The documents expose a tangled web of leads and suspects in a complex police investigation, but it also tells a story of a family undergoing difficult times.

According the documents, police interviewed hundreds of witnesses including several members of the Labossiere family.

In November, 2005, the bodies of Fernand Labossiere, 78, his wife Rita, 74, and their son Remi, 44, were found in the burned out shell of the family's western Manitoba home.

Two years after the murder, police arrested and charged Rita and Fernand's son, Jerome Labossiere, with three counts of first degree murder and three counts of conspiracy to commit murder. Two other men, Michel Hince and Jeremie Toupin are also charged.

One family member originally told police he thought it was a murder-suicide committed by Remi, who was heavily in debt.

Remi was heavily in debt

The documents shed more light on Remi, who was allegedly involved in two-year affair with a married woman.

She apparently left his place around midnight.

She and her husband were investigated in the murder, but were cleared.

The documents also show Rita Labossiere had been out that night, and had returned at around 11 o'clock.

Police also looked at an associate of Jerome Labossiere.
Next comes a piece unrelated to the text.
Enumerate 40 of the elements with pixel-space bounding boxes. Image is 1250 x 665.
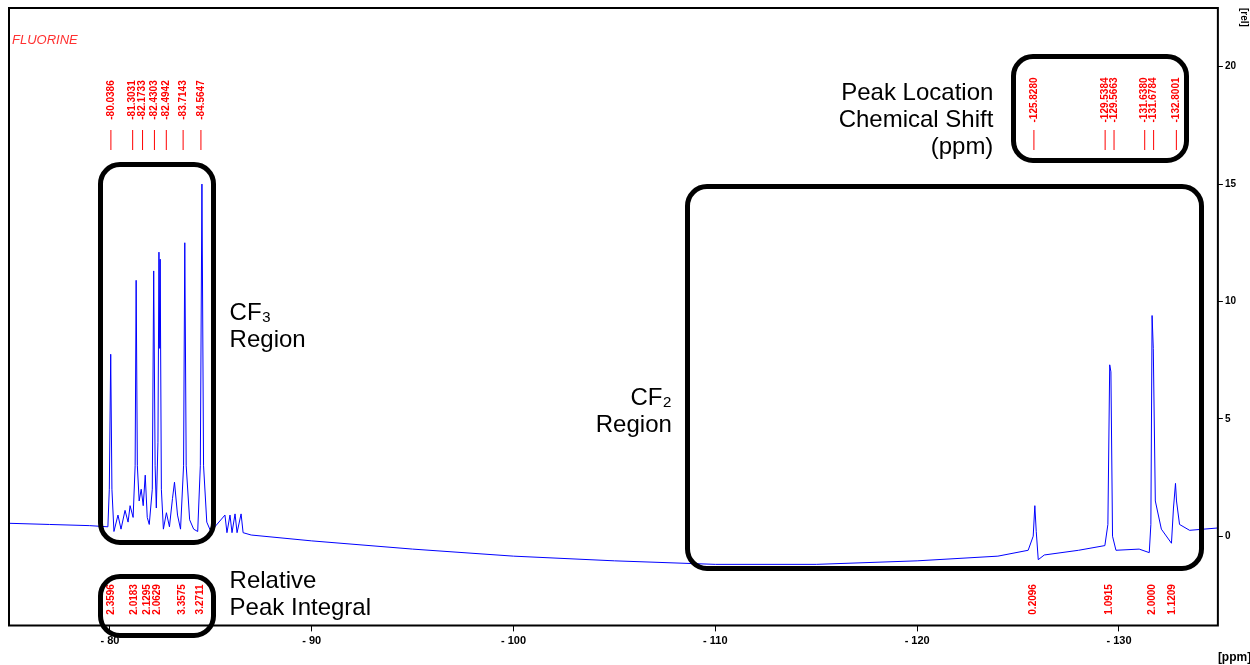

That associate and Jerome also came up in the police database as an alleged suspects in several property theft investigations.

According to the documents Jerome became a suspect two months after the murders.

Jerome Labossiere had some bad debts, and at the time of the murders, he was in a legal battle over the family farm valued at more than $1 million, according to court documents.

In a will dated August, 2000, his brother Remi Labossiere left proceeds from the estate to six nephews and nieces. However a second will, written shortly before the murders, left all of the property to Jerome Labossiere and his wife, Claudette.

The documents contain police allegations that have yet to be proven in court. Jerome Labossiere, Michel Hince and Jeremie Toupin have not been convicted in the murders, and are considered innocent until proven guilty.

Five members of the same family murdered

The murders in St. Leon preceded the murders of two more members of the same family in their home on Chokecherry Cove on April 20, 2008.

Kelly John Clarke, 38, is now charged with two counts of first degree murder in the deaths of Joel Labossiere, 34, and his pregnant wife Magdelena, 33.

They were shot execution style. Joel is the nephew of Jerome Labossiere, and was also in a legal fight with Jerome over the family farm.

With a report from CTV's Caroline Barghout.